The researchers are working on a computational model that would allow them to look at the structures of the compound bound to the enzyme to try to understand why it’s active. They think they can use what they learn to design better molecules. The computational model gives them the ability to look at the protein, and through calculation, design molecules that might fit into the binding site.

“The molecules we’ve uncovered with this approach are not easy to build so you really want to have an idea that there’s a likelihood of success before you go in the lab and spend all that time building the molecule,” Whitehead said.

Whitehead said the idea behind the compounds is not to kill the bacteria but to prevent them from going after their preferred energy source so it reduces their competitive advantage.

“The idea is to find a way to inhibit the growth of that particular bacteria among all the other bacteria in the gut. Can we selectively target a particular bacteria that’s expressing a toxin that might lead to colon cancer, and can we use this important metabolic pathway that they rely on to hamper its growth?”

Drug detection

Research by Chris Chouinard, an assistant professor in the Clemson Department of Chemistry, could make it more difficult for athletes to get away with doping and make it easier for medical personnel to identify fentanyl derivatives and other substances such as xylazine. Chouinard and his group develop new mass spectrometry technology and methods. 

“A lot of people have heard of mass spectrometry from television shows like ‘CSI,’” Chouinard said. “It is one of the most powerful analytical techniques we have, and it’s at the core of what my group does.”

Chouinard said there was a big paradigm shift in the way testing was done for performance-enhancing drugs when the Olympics were held in Los Angeles in 1984. The first World Anti-Doping Agency-accredited lab in the U.S. was created and marked the first time mass spectrometry was routinely used for testing, he said.

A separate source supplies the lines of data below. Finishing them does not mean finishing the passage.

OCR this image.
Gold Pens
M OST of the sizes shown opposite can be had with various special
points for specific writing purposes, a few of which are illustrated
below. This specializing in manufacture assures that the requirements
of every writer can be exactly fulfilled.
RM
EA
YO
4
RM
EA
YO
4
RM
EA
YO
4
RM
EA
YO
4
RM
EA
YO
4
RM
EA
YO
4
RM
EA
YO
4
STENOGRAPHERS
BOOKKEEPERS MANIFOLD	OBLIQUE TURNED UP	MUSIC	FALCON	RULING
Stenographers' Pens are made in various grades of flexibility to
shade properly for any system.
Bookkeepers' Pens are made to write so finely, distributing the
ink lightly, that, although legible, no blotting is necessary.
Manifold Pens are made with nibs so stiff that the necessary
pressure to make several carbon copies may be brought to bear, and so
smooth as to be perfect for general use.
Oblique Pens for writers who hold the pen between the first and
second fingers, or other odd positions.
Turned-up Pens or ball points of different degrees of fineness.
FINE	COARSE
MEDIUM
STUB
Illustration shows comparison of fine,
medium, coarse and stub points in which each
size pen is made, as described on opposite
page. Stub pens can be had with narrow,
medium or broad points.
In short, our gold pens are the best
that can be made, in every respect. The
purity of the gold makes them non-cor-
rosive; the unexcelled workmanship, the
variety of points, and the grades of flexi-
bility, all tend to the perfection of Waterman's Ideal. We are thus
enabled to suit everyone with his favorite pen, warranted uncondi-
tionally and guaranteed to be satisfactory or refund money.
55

“One of the problems in anti-doping — and now it’s a problem in these drugs like fentanyl — is that they are created illicitly and get into the black market. It takes us a long time to catch up, to be able to develop new methods, to figure out what these new drugs are,” Chouinard said. 

Performance-enhancing drugs and fentanyl present two different problems.

Hidden in plain sight

The manufacturers of anabolic steroids try to “hide them in plain sight” by making them look similar to compounds found in the body naturally, such as testosterone. Testers can overcome that by coupling mass spectrometry with new analytical methods such as ion mobility spectrometry, which provides more information about the structure of a molecule.

The same methods can be used to identify fentanyl derivatives, which can be 10 to 100 times more potent than fentanyl. Different compounds act differently in the body and can require different treatments.

For instance, xylazine is being laced into recreational drugs the way fentanyl is. But it’s not considered an opioid because it doesn’t act on the same receptors in the body. Naloxone, which is the most common treatment for an opioid overdose, goes after the same receptors as fentanyl does so fentanyl doesn’t work. But xylazine operates on different receptors. 

He said developing tests that can more accurately identify the drugs people ingest could ultimately mean better treatments or countermeasures.

“It all comes back to improving human health through developing novel technology,” he said.